The step of transforming input events into other formats that are understandable by the software that will process them is often called event pre-processing. It is very common and the transformation logic is encapsulated within adapter components.
The issue of immutability, however, is subject to some controversy. See Forum Complex Events
- Filtering. It is a crucial step to discard any irrelevant events in the processing and thus minimize the size of the data entered. The goal is clear: to minimize the processing time and the resources needed to complete it. But this does not mean reducing this to zero: events that are significant for the system processing can never be filtered. Look at the example above.
- Prioritization. This consists in placing the events in order of importance as they are received. High priority events are those that require an immediate response from the business layer. A faster processing circuit can also be created just for those events that exceed a specific level of importance.
For example, a system to take and manage distress calls should be smart enough to detect the most the urgent situations and redirect them so that they are processed more quickly.
- Event pattern detection. A pattern of events can be thought of as a template in which the occurrence or absence of a group of events fit.
Let’s look at the example of Denial of Service attacks that are so common these days: an attacker from Anonymous in the darkest depths of his bedroom sends from his computer a sequence of packets to specific ports in a bank’s software system. Then, he attempts to log onto a group of servers and applications at that bank. He then waits for what he deems is a reasonable time before sending another sequence of packets and, once again, tries to log onto a smaller subset of servers. This continues until he detects which system is vulnerable and gains access to it.
If the systems manager of this bank wants to be able to prevent these attacks and keep his job, he has no other choice than to be able to detect these repetitive sequences of events that happen and do not happen. He can also blame the economic situation, as his superiors do, but it seems unlikely that this strategy will work.
- Event pattern abstraction. If we detect that a group of events forms a pattern, it is usually useful to create new, usually simpler, events that contain just the most significant features of this group of events.
Suppose we are monitoring a hardware and software infrastructure that hosts an automated e-buying management system. This infrastructure consists of Linux machines, clustered Weblogic application servers, deployed Java/JEE applications, Oracle databases, shared file systems such as NAS, etc. If our monitoring system begins to detect events that report that the memory of each Java/Weblogic process is reaching its upper limit and the CPU of all the machines involved has a rate of use close to 100%, it is very possible that this type of alert reaches the systems administrators so that they become aware that they have to roll their sleeves up and get down to work. However, our monitoring system could also have the ability to convert this set of technical events/problems into a single “red button event” that alerts the head of purchasing that the system is at risk of overload. This is a typical event abstraction situation.

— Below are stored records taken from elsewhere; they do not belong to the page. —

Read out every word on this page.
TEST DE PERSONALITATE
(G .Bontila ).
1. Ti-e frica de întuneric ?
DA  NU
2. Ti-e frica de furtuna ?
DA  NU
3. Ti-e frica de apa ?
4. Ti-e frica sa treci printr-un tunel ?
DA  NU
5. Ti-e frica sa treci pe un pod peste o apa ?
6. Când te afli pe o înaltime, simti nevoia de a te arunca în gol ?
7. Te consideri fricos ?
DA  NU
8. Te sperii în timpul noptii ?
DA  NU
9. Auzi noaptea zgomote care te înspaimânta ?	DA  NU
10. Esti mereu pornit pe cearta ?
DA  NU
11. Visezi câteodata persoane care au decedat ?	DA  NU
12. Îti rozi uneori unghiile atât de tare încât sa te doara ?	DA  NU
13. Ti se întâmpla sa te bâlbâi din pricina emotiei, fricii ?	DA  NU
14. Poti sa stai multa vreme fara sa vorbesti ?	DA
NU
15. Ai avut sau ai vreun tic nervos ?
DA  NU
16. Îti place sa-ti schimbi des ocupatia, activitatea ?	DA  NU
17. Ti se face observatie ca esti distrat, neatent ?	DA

The abstraction of events is one of the most common ways of organizing events in hierarchies.
Epilogue
You will find that these first posts on complex event processing do not contain in-depth technical details. The intention of these posts has been to clarify the most important concepts of CEP and what issues it can resolve. In short, the aim has been to provide a snapshot of the world of complex events.
Today there are many things regarding this technology that have yet to be uncovered. There is much to be learned, many rules to be established and lots of implementations to discover. In fact, it can be said that this technology is far from being mature.
With the modest goal of improving our knowledge on CEP, I will try to write more posts that delve into the technical aspects of these processes.
I shall also try to evaluate the most appropriate tools to implement CEP processing that currently exist in the market.